Qui si parla per un mese di un barcone di clandestini che forse sbarcano tutti o forse non sbarcano tutti. Intanto – e nessuno ne parla – il reddito viene redistribuito pesantemente a svantaggio dei lavoratori, che in Italia da trenta anni non hanno visto nessun aumento di reddito, a differenza del resto del mondo industriale. Come dimostra l’esodo all’estero dei giovani, che con i 1.200 euro al mese che trovano in Italia, al Nord, faticano a pagare l’affitto e vivere ed emigrano. (Possiamo confermare per esperienza diretta). E grazie anche ai lockdown c’è ora un crollo demografico ulteriore per cui gli italiani si riducono di quasi 300mila all’anno. 

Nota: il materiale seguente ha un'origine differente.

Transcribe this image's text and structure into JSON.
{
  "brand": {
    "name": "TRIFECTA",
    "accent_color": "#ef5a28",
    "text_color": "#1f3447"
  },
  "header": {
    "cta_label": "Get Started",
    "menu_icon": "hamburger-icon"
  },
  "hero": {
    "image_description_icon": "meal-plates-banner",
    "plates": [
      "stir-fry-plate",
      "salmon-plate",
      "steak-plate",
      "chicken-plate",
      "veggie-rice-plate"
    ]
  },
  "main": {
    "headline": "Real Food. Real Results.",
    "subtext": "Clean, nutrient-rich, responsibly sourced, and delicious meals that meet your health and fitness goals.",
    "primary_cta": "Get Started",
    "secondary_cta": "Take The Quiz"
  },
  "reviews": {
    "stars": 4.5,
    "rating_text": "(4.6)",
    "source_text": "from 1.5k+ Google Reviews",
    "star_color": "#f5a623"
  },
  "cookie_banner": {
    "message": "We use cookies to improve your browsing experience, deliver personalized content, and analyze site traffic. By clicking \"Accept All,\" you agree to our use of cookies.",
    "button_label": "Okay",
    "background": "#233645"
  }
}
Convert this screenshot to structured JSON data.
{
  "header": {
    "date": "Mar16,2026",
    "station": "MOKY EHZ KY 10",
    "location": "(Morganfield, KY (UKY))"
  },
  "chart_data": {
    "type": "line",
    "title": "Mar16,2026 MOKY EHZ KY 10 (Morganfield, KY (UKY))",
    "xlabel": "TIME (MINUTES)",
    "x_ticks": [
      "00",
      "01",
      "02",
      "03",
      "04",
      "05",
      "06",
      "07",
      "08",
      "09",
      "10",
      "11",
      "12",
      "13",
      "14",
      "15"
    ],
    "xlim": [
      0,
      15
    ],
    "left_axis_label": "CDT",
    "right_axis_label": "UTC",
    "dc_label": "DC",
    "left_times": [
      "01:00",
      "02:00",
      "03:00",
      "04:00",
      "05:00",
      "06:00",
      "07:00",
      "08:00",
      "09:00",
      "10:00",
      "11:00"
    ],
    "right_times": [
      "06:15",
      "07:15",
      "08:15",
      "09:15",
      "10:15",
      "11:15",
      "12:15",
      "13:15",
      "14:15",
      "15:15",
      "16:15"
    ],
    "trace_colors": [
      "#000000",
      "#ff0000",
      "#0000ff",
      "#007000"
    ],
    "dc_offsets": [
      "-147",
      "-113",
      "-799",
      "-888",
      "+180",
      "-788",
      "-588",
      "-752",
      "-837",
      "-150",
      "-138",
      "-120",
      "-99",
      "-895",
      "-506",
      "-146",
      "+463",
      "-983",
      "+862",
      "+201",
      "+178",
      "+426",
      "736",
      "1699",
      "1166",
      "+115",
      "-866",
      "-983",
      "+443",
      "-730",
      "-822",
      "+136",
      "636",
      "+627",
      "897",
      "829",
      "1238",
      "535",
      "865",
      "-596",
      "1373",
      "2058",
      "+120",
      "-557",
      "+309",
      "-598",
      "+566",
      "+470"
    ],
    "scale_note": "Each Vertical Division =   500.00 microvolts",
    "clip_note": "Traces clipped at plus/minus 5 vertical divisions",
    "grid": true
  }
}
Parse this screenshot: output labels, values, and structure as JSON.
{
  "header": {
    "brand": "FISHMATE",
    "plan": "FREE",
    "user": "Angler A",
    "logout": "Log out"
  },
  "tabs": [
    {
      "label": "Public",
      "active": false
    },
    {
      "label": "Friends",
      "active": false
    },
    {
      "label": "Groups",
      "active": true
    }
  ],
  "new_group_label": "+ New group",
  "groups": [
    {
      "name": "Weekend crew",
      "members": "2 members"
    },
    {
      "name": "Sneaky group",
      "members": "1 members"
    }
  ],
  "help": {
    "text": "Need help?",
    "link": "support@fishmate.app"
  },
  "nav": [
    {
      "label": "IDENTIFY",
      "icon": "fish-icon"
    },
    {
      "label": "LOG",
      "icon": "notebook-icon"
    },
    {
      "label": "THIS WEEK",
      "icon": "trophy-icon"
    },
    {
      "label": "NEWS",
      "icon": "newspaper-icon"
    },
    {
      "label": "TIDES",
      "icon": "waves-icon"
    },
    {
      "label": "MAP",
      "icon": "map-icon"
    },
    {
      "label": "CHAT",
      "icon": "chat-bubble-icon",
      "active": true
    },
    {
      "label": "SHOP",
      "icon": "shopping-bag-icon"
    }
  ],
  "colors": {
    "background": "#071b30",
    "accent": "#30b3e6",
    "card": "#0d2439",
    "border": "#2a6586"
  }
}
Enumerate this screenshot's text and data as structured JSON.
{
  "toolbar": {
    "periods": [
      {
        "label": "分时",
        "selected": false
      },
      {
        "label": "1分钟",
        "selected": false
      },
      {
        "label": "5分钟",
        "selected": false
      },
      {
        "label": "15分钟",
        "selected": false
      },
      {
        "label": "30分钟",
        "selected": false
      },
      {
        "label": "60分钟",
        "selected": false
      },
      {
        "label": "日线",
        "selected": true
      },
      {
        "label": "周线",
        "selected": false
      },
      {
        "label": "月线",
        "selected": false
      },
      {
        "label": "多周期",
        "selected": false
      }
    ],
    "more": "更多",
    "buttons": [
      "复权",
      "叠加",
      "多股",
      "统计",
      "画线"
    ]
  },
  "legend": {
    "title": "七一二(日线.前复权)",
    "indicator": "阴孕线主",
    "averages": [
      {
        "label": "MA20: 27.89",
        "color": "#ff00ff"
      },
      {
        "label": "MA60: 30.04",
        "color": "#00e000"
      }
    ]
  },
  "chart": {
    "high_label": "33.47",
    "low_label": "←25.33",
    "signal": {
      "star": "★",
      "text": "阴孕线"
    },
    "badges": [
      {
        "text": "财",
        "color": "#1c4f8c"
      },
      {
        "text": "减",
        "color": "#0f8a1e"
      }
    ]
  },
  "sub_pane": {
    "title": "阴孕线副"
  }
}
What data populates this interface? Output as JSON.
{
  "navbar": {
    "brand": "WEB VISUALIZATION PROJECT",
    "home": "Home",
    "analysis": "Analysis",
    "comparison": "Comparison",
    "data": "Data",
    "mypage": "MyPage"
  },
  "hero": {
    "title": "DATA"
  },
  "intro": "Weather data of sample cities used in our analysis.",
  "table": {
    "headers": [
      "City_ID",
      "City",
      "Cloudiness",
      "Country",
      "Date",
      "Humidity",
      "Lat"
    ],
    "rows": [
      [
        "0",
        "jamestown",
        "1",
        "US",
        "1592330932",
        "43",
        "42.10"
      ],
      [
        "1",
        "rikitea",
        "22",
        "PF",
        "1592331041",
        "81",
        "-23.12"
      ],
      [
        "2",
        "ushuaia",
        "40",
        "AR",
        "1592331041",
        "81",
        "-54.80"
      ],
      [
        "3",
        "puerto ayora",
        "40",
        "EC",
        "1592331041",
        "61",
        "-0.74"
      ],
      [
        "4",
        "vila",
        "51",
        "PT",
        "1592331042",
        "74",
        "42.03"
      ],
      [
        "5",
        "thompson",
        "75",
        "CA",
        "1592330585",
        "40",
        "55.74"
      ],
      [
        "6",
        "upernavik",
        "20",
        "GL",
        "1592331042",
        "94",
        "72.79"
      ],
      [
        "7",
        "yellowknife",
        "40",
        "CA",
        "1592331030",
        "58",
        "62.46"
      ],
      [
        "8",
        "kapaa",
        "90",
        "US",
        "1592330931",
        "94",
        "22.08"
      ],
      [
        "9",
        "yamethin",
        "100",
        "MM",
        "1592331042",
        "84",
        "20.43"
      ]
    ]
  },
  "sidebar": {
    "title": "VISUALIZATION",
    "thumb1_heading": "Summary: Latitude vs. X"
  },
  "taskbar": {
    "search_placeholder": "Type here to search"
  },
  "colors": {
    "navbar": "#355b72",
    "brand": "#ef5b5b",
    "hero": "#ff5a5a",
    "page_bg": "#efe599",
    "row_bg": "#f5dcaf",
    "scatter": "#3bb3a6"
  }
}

C’è un’emergenza economica e sociale che tra un poco scoppierà con l’arrivo del freddo e di bollette triplicate e con una recessione imminente, che è già arrivata in UK, dove il governo almeno riconosce che è inevitabile. Solo da noi si finge che ci sarà crescita nel 2023. L’Italia è stata indebolita anche dai due anni di lockdown tra i più stretti al mondo e ora con l’inflazione più alta del mondo industriale, tassi che aumentano e BCE che smette di pompare miliardi sta andando a sbattere. Bisogna finanziare diversamente lo Stato, come abbiamo spiegato nell’ultimo articolo, che può fare una politica espansiva, con deficit dell’8% per sostenere le aziende e i lavoratori. 

L’ Italia ha bisogno di una crescita stabile e questa la si può ottenere solo con investimenti pubblici produttivi. A questo il governo dovrebbe pensare. Il neoliberalismo è stato l’errore della sinistra, il rischio è che ora diventi l’errore della destra.